Founded in 2013 by Lore, Mike Hanrahan and Nate Faust, the company had raised hundreds of millions of dollars (upwards of $500 million, but possibly more like $800 million unreported) at a steadily rising valuation before finally launching in July 2015.
The $3 billion that Jet.com has now sold for, in fact, was one valuation that the company was reportedly floating for a funding round it was trying to raise for the end of last year.
And more worrying for competitors, its funding rounds included investments from another company that likely keeps Amazon and Walmart up at night: Alibaba.
As a startup, Jet.com has had some distinct ups and downs.
When it first opened its virtual doors for business, Jet.com was modelled on the model made popular by services like Amazon Prime and Costco, where users had to be members ($50/year in Jet.com’s case) in order to shop for discounted goods on the site.

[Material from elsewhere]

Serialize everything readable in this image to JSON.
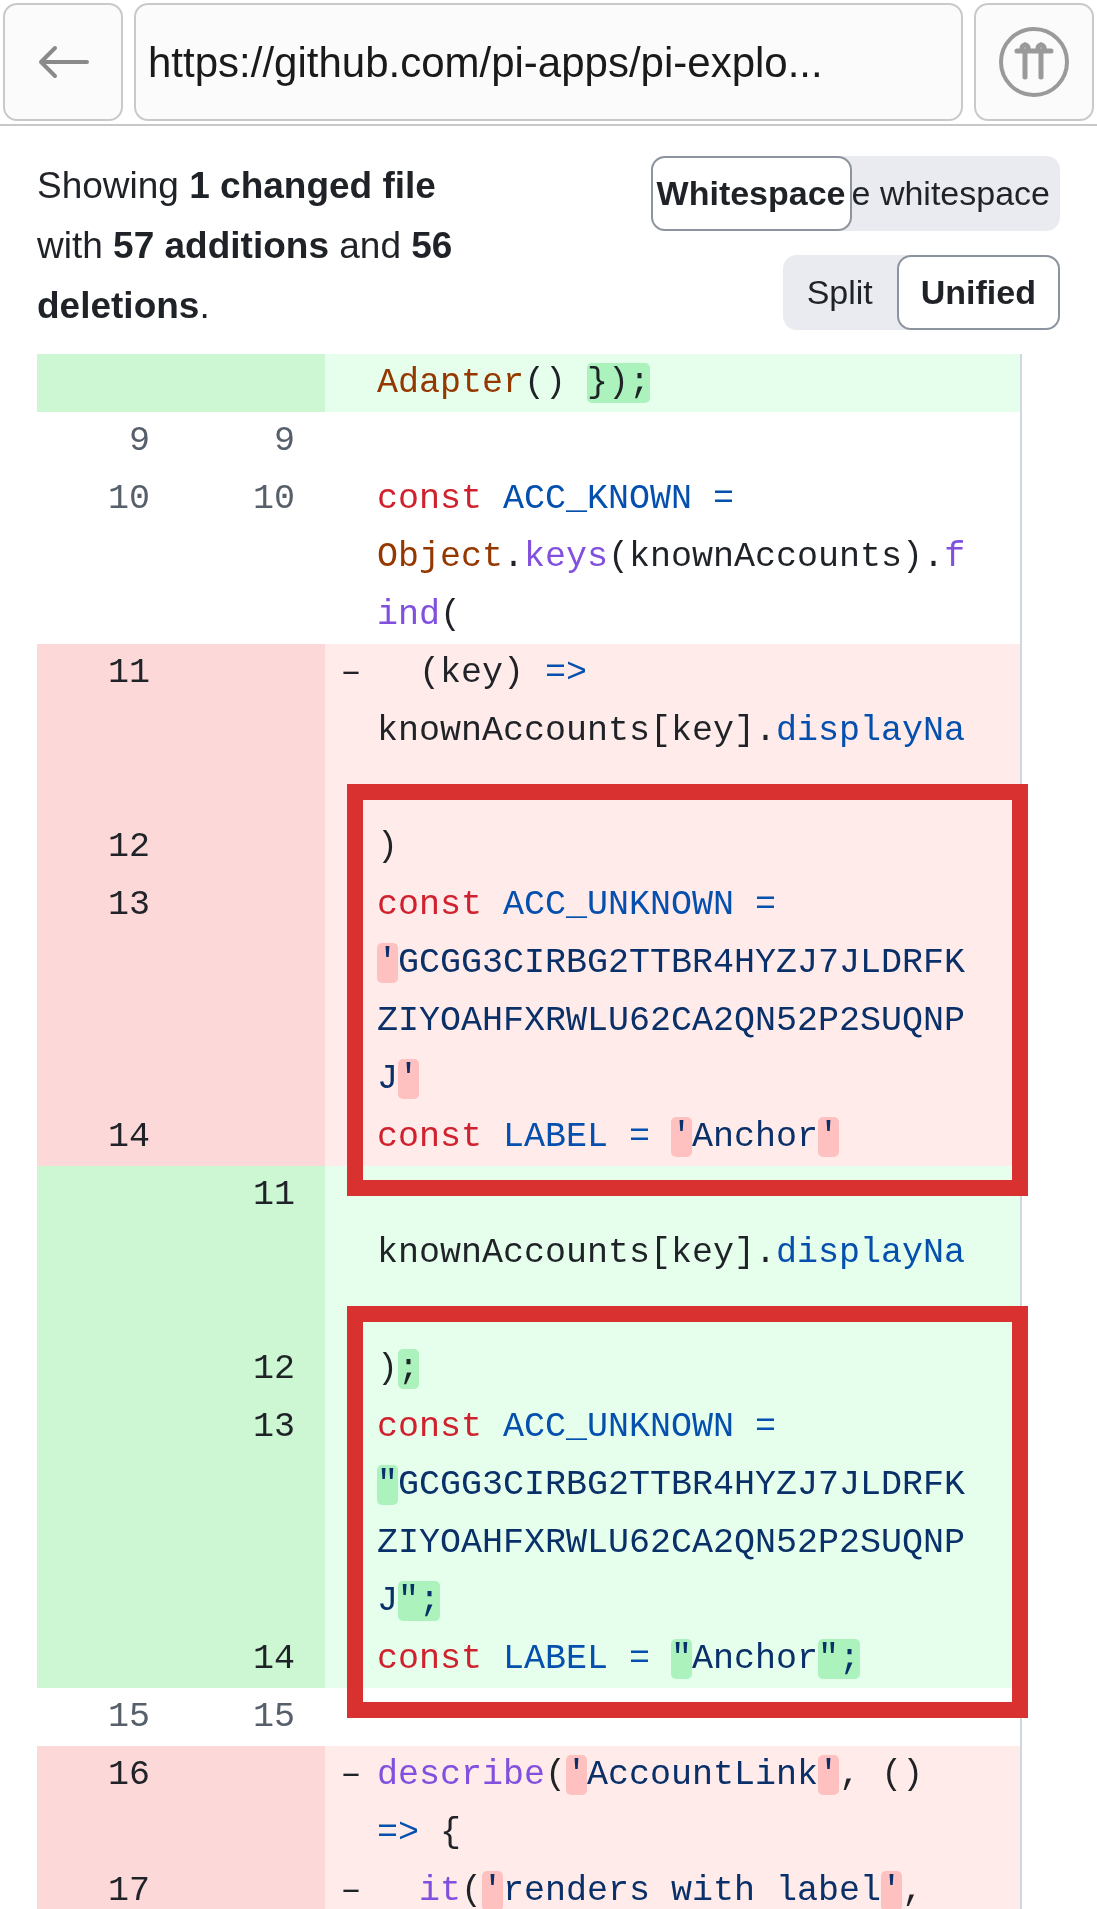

That fee was dropped only three months after the site went live in order to bring in more users. Instead of offering discounts to members, Jet.com spread the discounts across the range of all its products.
And there were other issues beyond scaling. For example, to increase the number of products on its platform, early on Jet.com ran into trouble with several brands after linking to their own sites without permission.
Jet.com was also still very young as an enterprise, with operations only live in the U.S. However, there was at least one other domain name registered by Lore, in the U.K., which pointed potentially to at least one launch in Europe in the near future.
It will be interesting to see how and if that gets accelerated under Walmart and with the massively bigger economy of scale that this brings Jet.com. Indeed, that is something that Walmart is already highlighting.
“With this complementary platform and new customers, we see potential synergies in product cost, shipping, fulfillment and integration of technology platforms,” the Walmart spokesperson said. “Jet can help Walmart and Walmart can help Jet.”
Updated with comments from Walmart’s CEO and spokespeople.